A quick correction is first necessary.
PHY pushes the current value of whatever is in the Y register; PHA means push Accumulator. So you can't say 'PHY $#01'. PHY and PHA have the operands (Y and A) implied by the opcode. Your code should look like this:
Don't forget that the same stack is used for return addresses. So if you call a subroutine, before you return, the stack should be exactly as it was on entry (usually), or you will return to some random location and crash. If you push something, make sure to pull it off (for preserving registers, for instance).
In theory, there is no difference between theory and practice.

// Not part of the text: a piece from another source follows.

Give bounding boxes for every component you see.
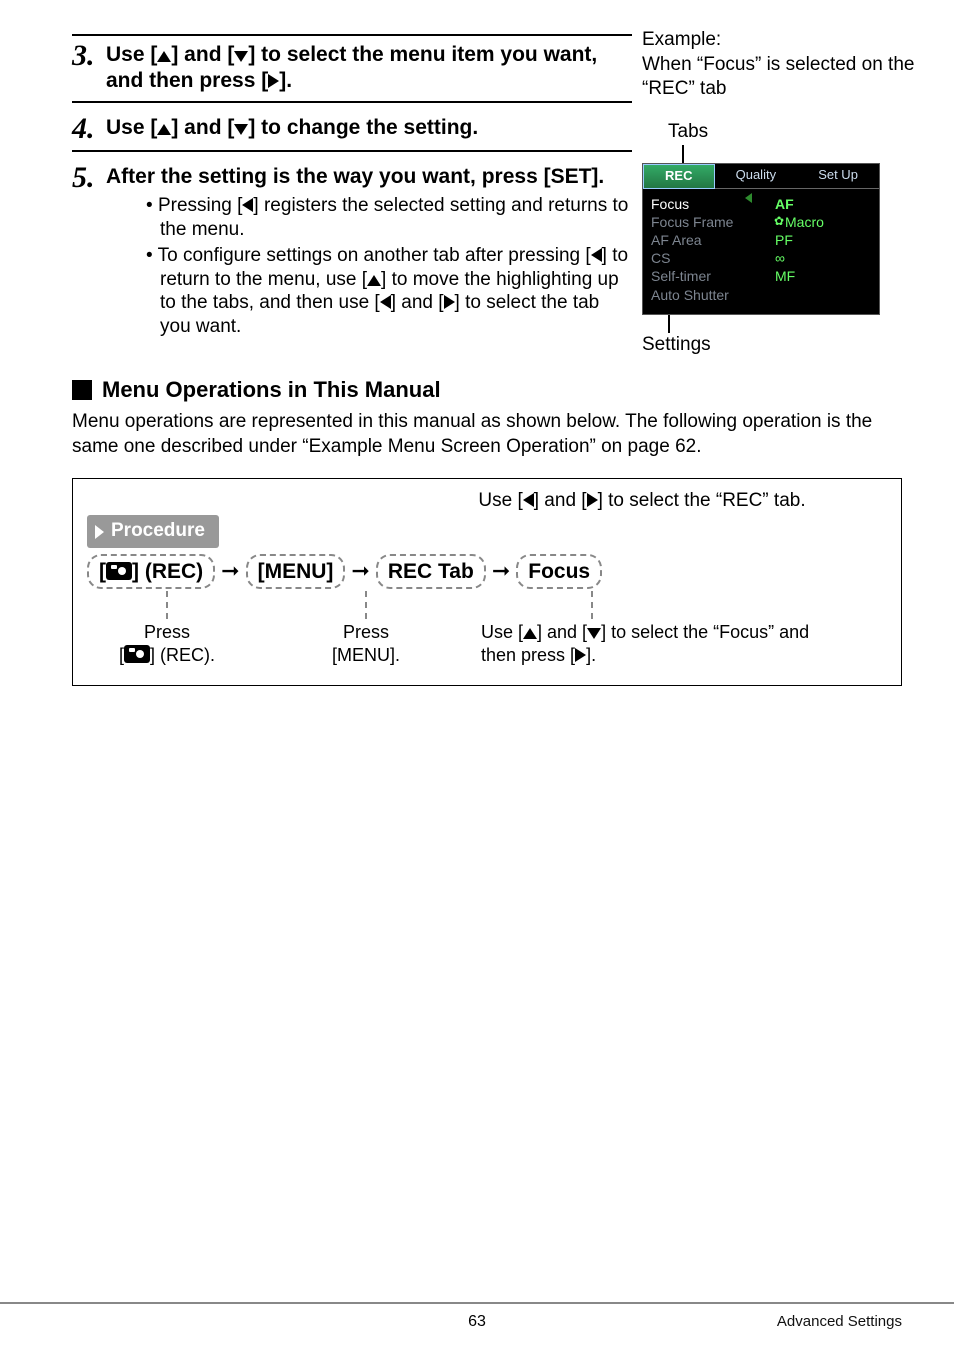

In practice, there is. ...Jan van de Snepscheut
Note however that the linked page, even though it says "Rockwell," is only for the NMOS instructions, and leaves out the extra CMOS ones like PHY and PLY.
As enso alluded, the stack doesn't care where it got its contents. So for example if you do a PHA PHX PHY, in that order, and then do a PLX, X will take on the value that Y had, because Y was pushed last, and the new top-of-stack will now be the value that was originally in X.

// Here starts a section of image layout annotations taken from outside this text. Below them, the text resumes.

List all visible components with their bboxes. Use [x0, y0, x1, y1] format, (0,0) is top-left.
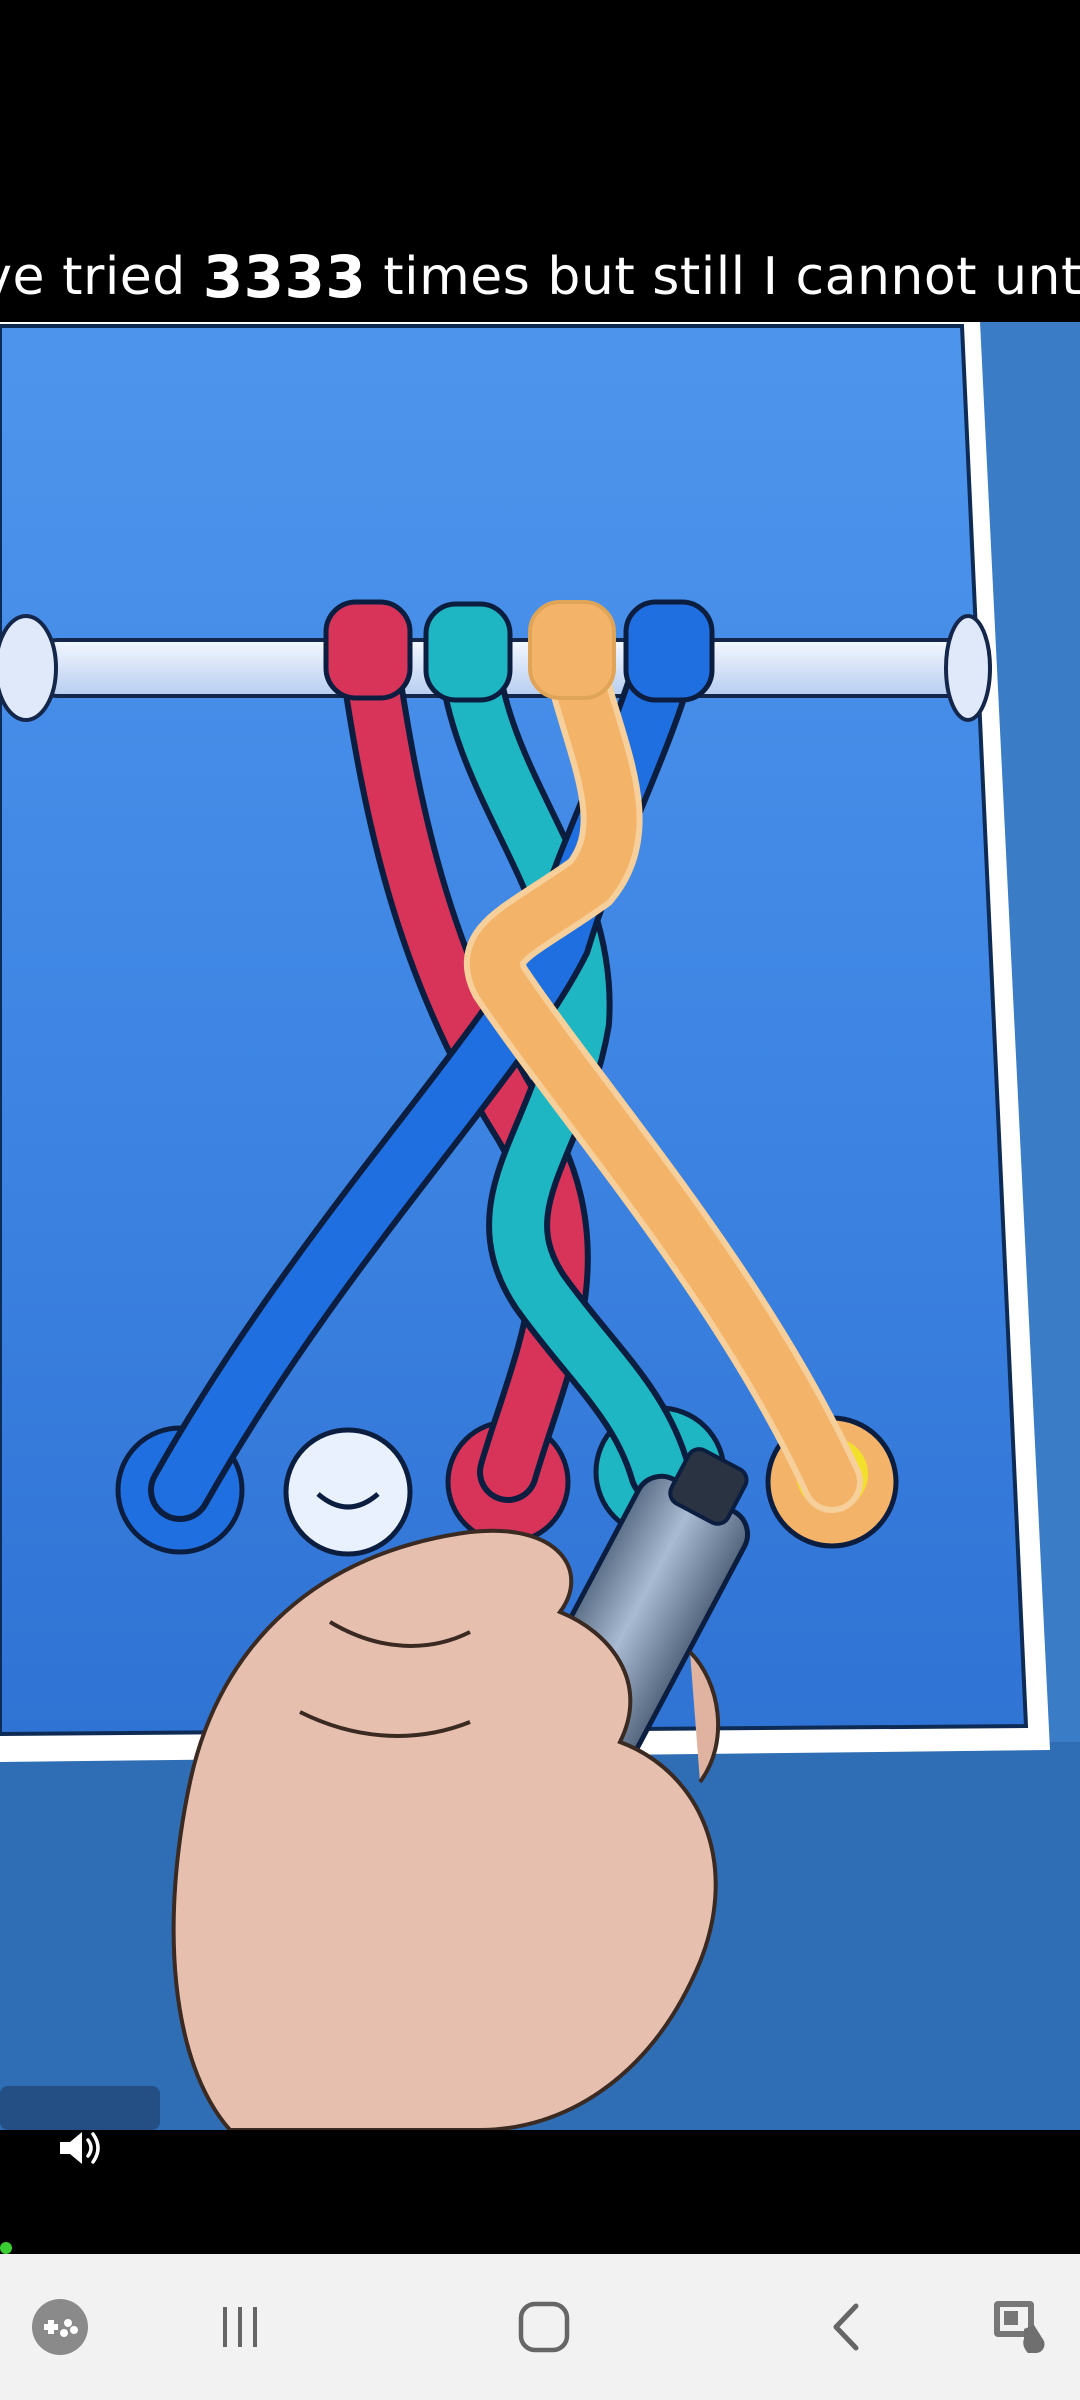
speaker-volume-icon — [60, 2132, 100, 2164]
caption-suffix: times but still I cannot untie — [366, 247, 1080, 307]
recent-apps-button[interactable] — [180, 2254, 300, 2400]
home-button[interactable] — [484, 2254, 604, 2400]
game-launcher-button[interactable] — [0, 2254, 120, 2400]
back-button[interactable] — [786, 2254, 906, 2400]
screen-capture-icon — [994, 2301, 1045, 2353]
system-navigation-bar — [0, 2254, 1080, 2400]
screen: I've tried 3333 times but still I cannot… — [0, 0, 1080, 2400]
home-icon — [518, 2301, 570, 2353]
video-caption: I've tried 3333 times but still I cannot… — [0, 232, 1080, 322]
recent-apps-icon — [223, 2307, 257, 2347]
screen-capture-button[interactable] — [960, 2254, 1080, 2400]
caption-prefix: I've tried — [0, 247, 186, 307]
game-controller-icon — [32, 2299, 88, 2355]
caption-count: 3333 — [202, 243, 367, 311]
volume-button[interactable] — [48, 2120, 114, 2176]
video-frame[interactable] — [0, 322, 1080, 2130]
video-scene — [0, 322, 1080, 2130]
back-chevron-icon — [833, 2303, 859, 2351]
video-progress-indicator[interactable] — [0, 2242, 12, 2254]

All push operations first decrement the SP, then store the value at $0100,SP.
All pull (pop) operations read the value at $0100,SP, then increment the SP.

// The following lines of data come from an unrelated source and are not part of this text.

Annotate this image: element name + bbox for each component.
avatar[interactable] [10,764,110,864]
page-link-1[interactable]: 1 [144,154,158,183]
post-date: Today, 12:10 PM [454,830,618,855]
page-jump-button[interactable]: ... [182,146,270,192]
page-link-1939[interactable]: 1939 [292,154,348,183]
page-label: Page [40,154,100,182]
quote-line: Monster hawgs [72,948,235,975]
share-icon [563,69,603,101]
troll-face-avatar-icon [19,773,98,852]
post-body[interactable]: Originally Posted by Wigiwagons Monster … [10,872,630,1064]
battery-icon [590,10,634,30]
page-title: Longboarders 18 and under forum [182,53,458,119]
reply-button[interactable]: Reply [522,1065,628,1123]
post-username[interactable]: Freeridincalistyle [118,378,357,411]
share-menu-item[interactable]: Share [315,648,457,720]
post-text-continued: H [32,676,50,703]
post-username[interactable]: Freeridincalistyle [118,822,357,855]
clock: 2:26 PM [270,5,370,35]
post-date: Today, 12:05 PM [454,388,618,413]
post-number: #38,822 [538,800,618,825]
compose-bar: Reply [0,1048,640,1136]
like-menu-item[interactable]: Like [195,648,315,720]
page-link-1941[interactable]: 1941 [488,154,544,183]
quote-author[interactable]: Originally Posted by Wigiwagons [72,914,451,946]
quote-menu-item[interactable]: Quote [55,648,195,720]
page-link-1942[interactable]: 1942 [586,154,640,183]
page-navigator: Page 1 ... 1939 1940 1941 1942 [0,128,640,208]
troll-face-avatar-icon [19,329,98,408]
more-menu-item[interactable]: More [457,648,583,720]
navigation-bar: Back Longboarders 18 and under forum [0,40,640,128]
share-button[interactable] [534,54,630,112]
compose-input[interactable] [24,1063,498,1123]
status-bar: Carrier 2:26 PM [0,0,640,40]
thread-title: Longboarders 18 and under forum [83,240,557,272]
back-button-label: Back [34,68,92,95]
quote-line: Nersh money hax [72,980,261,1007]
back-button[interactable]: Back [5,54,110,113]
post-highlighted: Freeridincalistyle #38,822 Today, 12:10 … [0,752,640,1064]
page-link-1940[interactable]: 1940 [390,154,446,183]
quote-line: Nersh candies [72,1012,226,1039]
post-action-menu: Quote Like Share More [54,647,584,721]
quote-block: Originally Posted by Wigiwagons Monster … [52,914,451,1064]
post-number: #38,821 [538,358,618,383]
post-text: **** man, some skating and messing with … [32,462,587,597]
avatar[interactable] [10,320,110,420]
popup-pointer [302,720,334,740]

There are no "peek at the stack without popping" instructions. In order to do that you need to manually transfer the stack pointer to another register and index.
The stack pointer points to the most recently pushed element on the stack, so TSX then LDA $0100,X looks at the head of the stack. LDA $0101,X looks at the 2nd byte on the stack.
Actually when you push something, the byte is stored at the stack pointer S, and then the stack pointer is decremented, so it ends up pointing to the next available location. When you pull something, it's the reverse, so the stack pointer is incremented before the byte is read.
A nice thing added on the 65816 is the stack-relative addressing where you can read for example the fifth byte on the stack without doing TSX, LDA 105,X, or pulling anything off the stack first.
All push operations first decrement the SP, then store the value at $0100,SP.
All pull (pop) operations read the value at $0100,SP, then increment the SP.
Pushes post-decrement SP and pulls pre-increment SP.
In native mode, the 65C816's stack can be anywhere in the range $000000-$00FFFF, so the notation of $0100,SP wouldn't apply. The actual address in SP is used. As Garth noted, the stack can be treated as indexed RAM with any of the very useful ...,S instructions. I make extensive use of that capability in my POC unit's firmware.